The World of Reinsurance
The reinsurance business itself also helped. Berkshire Hathaway Reinsurance Group recorded - also in 2024 - 2.73 billion in underwriting profits (it had been 1.9 billion two years ago). Here - among other things - the division was buoyed by a decline in liabilities on past claims and an improvement - in non-life business - in the loss ratio. By contrast, the performance of Berkshire Hathaway Primary Group was not positive. The latter - to which a number of independently managed insurance companies active mainly in the US are attributed - posted underwriting profits of € 855m.

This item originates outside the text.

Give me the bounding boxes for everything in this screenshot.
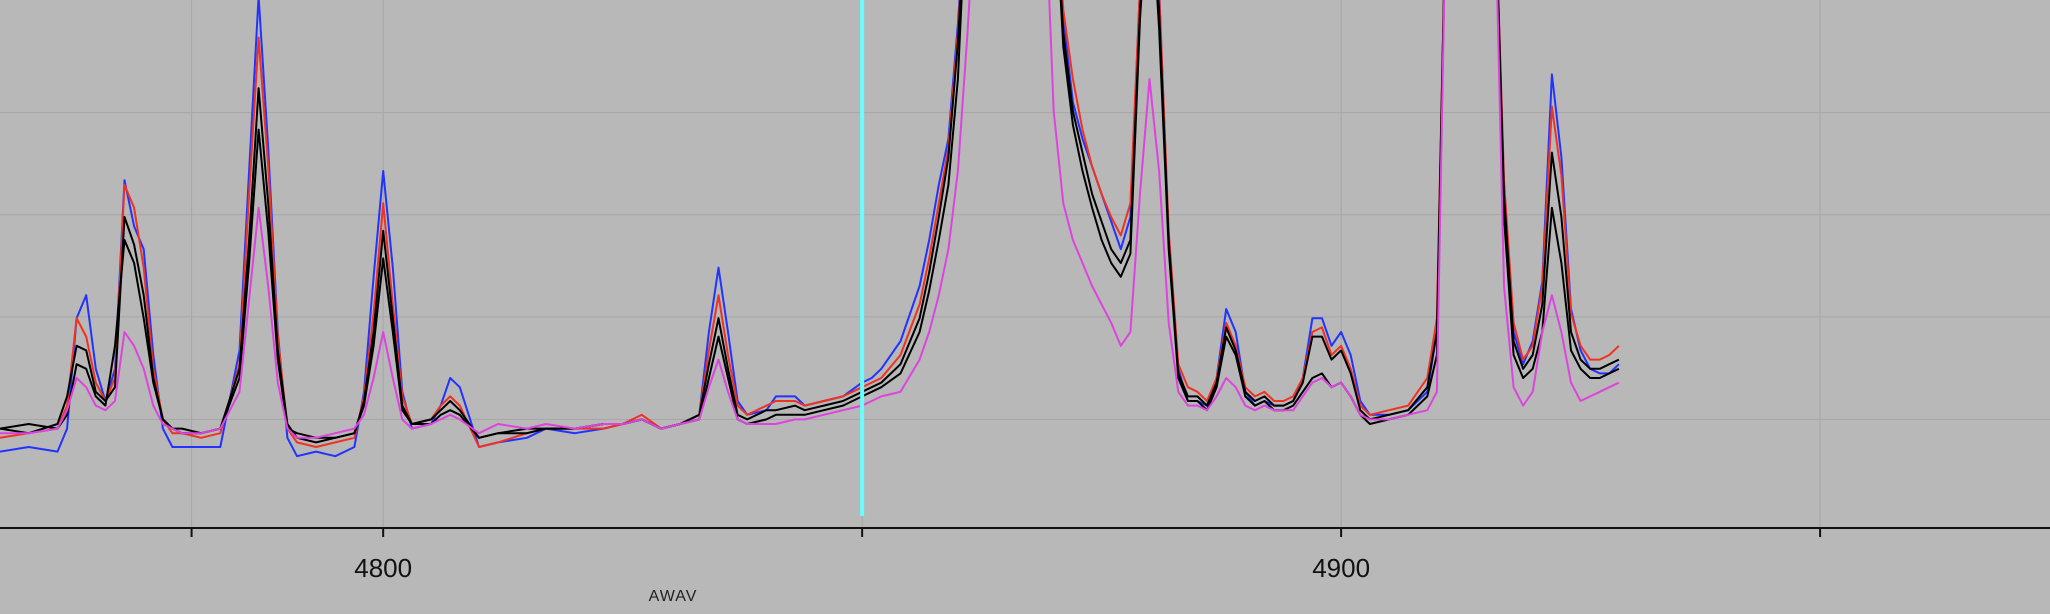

The figure, which represents a 35.4% drop from the $1.37bn realised in 2023, is the result of a mix of factors. Among others: the rise (+12.8%) in loss and loss adjustment expenses and the impact of catastrophe claims.
Tornadoes
Yes, catastrophic events. The latter, across the holding company's insurance sector, affected the accounts. The total losses, in 2024, were around more than 1 billion. These were losses (not in the technical sense) due - above all - to extreme events such as hurricanes Milton and Helene. Nevertheless, such facts - together with the increase in the average severity of claims in 2024 compared to 2023 - were more than counterbalanced by the overall strength of the business. Above all, at Geico. Hence the expansion of the profitability of the insurance sector in general, which also helped to support the share price on the stock exchange.
Rail transport
But it is not just a matter of policies. Another important part of Berkshire Hathaway's business is rail transport. The holding company owns Bnfs Railway. On this front the trend in profitability has not been positive: operating earnings have fallen by 1.1%. Why? The answer is articulated. The experts point out that - despite the increase in volumes handled - there has been a drop in tariff revenue (price paid for the transport of products) in the wake of a twofold factor. The first is the lower fuel surcharges applied to customers/users. The second is the change in the mix of goods transported: the demand for coal, which - in the rail business - guarantees higher margins, has plummeted in the face of the increased use of gas. Not only that. Profitability was also squeezed by the renewal of the collective labour agreement, which resulted in higher operating costs. In such a scenario Bnfs' profitability slowed down.